A lot of us get told, “You need a car,” “You need to move out,” but no one hands us the tools, the skills, or the connections to make those things possible.

So the person who taught me the most about work was really me, through trial and error. My first film became a Frankenstein monster because I lost sound and footage that taught me to hire professionals. I’ve blown trading accounts that taught me risk management and discipline. Every mistake became a lesson, and every lesson shaped my work ethic.

Everything I know now came from experience, not instruction.

Was there ever a time you almost gave up?
No. When something pulls at you spiritually, giving up isn’t an option because it won’t let you. I’ve had moments where I took long breaks from things like day trading, but even then, something always pushed me back toward it. Now I’m more consistent and focused than ever.

I think a lot of people give up because they’re not truly connected to what they’re doing. Many chase the image, the perception, the attention that comes with something and when the attention isn’t there, or when the results don’t come fast enough, they quit. Social media makes this worse; it forces people to compare their timeline to someone else’s, and life does not work like that.

We all have our own timing and our own seasons. The problem is most people quit before theirs arrives. What people don’t realize is that there’s a “limbo” stage to success a period where nothing seems to be happening, no validation, no applause, no momentum. But that’s the stage you have to push through to reach the other side of what you’re chasing.

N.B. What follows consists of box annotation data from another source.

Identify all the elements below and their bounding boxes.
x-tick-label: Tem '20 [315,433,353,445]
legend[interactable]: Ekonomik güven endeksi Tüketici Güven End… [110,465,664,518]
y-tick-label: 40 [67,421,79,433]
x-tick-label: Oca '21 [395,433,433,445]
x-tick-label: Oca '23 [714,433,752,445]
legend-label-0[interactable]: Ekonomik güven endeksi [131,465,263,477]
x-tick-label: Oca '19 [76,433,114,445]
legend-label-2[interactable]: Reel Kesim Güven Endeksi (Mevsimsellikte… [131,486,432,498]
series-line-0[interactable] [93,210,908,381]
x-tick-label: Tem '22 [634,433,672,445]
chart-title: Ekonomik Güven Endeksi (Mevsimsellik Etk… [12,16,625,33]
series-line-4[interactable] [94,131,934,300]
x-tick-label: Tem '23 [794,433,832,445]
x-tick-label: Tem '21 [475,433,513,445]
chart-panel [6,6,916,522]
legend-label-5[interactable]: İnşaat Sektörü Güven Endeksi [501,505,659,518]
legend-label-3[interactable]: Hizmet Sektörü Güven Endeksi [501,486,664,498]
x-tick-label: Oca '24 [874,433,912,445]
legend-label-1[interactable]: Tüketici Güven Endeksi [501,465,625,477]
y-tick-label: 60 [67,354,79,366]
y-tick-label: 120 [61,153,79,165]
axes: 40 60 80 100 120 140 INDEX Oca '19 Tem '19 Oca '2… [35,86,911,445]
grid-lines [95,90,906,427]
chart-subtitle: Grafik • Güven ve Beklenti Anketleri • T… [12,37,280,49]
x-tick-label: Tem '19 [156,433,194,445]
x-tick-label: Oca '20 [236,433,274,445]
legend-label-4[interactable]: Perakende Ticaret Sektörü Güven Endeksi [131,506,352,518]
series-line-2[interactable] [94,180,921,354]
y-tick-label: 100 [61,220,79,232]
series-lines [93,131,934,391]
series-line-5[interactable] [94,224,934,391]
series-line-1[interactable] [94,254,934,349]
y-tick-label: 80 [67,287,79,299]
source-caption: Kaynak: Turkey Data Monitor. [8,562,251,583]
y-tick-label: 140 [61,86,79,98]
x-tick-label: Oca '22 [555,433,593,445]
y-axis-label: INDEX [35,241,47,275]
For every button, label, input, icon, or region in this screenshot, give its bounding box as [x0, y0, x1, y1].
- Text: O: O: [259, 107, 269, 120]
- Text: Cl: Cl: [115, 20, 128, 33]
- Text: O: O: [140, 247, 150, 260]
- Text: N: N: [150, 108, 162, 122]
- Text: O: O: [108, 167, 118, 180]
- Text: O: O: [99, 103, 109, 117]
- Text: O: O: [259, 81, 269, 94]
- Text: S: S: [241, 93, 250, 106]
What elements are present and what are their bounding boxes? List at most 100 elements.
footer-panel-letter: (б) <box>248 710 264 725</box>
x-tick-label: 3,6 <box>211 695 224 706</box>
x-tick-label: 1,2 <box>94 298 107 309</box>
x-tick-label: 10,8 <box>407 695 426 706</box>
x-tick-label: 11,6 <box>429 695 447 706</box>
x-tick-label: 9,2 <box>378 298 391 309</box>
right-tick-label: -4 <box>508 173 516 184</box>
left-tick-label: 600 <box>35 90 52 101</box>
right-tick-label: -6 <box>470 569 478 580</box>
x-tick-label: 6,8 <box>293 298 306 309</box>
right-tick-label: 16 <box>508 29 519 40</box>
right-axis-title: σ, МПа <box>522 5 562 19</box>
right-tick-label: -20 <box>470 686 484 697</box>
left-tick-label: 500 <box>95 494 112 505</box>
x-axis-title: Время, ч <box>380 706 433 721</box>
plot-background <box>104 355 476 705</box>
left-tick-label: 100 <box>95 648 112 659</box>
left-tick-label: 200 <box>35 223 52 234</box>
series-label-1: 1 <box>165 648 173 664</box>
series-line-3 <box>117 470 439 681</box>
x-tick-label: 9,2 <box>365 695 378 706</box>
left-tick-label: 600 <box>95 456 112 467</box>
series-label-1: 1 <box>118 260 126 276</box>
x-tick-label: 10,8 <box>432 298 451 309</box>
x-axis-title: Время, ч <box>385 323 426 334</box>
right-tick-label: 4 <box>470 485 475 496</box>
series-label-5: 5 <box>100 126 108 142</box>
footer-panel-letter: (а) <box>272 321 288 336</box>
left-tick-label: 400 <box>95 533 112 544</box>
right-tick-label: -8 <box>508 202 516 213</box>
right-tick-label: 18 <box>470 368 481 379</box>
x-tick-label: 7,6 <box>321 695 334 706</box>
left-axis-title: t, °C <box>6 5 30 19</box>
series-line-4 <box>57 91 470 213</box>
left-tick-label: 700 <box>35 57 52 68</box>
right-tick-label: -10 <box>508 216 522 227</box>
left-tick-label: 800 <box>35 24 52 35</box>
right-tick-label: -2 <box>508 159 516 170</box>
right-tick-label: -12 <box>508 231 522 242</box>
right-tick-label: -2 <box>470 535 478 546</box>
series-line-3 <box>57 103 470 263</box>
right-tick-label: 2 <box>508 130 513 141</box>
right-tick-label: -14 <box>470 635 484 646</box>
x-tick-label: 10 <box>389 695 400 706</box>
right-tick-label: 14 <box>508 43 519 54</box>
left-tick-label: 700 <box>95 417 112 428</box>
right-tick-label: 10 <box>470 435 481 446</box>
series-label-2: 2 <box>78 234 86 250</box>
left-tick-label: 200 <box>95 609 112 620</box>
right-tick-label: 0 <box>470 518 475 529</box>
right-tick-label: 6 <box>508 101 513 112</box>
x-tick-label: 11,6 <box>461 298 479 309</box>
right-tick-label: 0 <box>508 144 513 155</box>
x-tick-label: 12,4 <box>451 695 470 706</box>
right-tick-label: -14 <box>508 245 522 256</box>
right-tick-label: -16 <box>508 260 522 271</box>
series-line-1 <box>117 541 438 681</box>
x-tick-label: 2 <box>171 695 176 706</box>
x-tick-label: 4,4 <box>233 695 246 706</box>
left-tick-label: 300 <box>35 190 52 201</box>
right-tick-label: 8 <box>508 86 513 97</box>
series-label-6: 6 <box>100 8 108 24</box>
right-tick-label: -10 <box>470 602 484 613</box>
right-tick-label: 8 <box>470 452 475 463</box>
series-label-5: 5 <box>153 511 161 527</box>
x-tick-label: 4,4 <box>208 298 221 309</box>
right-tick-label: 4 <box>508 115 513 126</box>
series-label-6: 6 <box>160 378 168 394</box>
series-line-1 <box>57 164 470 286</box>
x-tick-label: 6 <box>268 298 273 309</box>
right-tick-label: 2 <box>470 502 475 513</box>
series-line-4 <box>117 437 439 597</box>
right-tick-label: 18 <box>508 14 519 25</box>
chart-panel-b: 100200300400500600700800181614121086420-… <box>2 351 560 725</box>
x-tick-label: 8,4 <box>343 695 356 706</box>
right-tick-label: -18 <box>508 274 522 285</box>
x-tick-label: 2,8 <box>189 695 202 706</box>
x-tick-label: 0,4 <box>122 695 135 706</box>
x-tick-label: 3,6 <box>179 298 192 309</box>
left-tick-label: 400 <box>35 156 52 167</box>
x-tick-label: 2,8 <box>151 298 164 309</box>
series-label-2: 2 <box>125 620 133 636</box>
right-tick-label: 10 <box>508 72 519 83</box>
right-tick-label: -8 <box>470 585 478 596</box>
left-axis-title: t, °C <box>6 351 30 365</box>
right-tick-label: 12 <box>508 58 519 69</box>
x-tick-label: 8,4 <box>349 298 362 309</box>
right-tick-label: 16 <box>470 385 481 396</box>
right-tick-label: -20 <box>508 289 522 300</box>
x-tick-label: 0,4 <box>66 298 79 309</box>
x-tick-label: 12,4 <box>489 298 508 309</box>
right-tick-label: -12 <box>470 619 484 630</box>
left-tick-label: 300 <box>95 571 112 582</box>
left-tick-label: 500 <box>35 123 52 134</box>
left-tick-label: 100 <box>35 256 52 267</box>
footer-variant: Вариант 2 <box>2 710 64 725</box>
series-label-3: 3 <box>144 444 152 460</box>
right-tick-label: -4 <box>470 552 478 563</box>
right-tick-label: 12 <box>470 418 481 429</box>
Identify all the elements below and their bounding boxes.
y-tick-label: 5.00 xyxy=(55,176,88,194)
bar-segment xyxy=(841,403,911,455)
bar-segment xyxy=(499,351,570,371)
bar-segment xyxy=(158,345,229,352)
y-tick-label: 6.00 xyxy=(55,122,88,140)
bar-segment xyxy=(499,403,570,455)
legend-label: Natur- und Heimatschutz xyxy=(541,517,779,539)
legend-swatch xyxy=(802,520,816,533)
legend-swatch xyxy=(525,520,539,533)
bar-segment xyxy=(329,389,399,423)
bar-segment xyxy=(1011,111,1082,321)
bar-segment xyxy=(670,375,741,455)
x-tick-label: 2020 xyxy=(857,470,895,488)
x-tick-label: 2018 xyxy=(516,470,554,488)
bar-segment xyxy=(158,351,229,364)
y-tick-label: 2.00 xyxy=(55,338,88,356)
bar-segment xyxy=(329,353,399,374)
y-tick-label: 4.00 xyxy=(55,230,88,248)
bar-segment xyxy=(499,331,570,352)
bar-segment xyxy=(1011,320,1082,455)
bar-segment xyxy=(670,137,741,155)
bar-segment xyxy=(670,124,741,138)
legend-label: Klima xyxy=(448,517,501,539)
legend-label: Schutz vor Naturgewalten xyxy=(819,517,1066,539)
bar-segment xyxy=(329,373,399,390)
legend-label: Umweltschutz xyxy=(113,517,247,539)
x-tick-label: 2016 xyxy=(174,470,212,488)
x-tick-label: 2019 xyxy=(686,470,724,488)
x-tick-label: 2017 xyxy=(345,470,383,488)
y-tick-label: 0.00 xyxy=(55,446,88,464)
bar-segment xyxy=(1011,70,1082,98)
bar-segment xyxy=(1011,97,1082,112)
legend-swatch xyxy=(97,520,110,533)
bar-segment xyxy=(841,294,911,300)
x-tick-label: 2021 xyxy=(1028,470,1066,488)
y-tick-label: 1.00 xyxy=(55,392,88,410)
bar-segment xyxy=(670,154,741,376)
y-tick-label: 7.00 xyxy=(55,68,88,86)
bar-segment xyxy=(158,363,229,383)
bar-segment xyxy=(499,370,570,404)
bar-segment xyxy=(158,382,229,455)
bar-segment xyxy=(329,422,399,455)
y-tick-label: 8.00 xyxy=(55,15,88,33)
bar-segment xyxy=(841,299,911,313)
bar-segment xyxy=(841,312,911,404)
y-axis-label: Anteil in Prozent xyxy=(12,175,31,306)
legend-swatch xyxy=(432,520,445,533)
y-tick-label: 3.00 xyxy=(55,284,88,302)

Giving up guarantees you’ll never get there. I’ve never been willing to live with that.

Next, maybe we can discuss some of your foundational philosophies and views? Is the public version of you the real you?
Absolutely. I’m not interested in creating a persona when I leave the house. Life is much freer when you’re being your authentic self. This is why I use my full name instead of a stage name because whatever I put into the world, I want it to come from me, not a character I invented.

The world is full of people who chase comfort over truth, and that creates unnecessary stress. When you’re pretending, you have to maintain the mask. When you’re real, you get to just exist.

For me, the public version and the private version are the same because I don’t have the energy or desire to live two different lives. My work, my voice, and my perspective come from a real place, and I think people connect with that more than any curated image. I’d rather be consistent, grounded, and human than polished and performative.

Okay, so let’s keep going with one more question that means a lot to us: What do you understand deeply that most people don’t?
What I understand deeply and what most people never talk about is how life changes after you become a very high–self-esteem, confident person. There are countless books and videos teaching you how to build confidence, but almost no one talks about what happens after you reach it.

Most people never push through their pain long enough to get to that stage, so they have no idea what the “after” looks like. When you finally arrive there, you start to notice something: not many people can keep up with you. Your calm, grounded, controlled nature makes some people uncomfortable. Your self-assurance can be read as arrogance. Your peace can feel threatening to those who rely on chaos, validation, or external approval.

You start outgrowing circles you once fit perfectly in. You stop tolerating certain behaviors. You realize you don’t need to argue, prove yourself, or explain your decisions. And because most people haven’t experienced that level of internal stability, they assume you’ve “changed,” when in reality you just finally became yourself.

What I understand and what many don’t is that true confidence is isolating, but it’s also freeing. It’s not loud or aggressive. It’s quiet, steady, and unshakable. And the world doesn’t teach you how to navigate that part.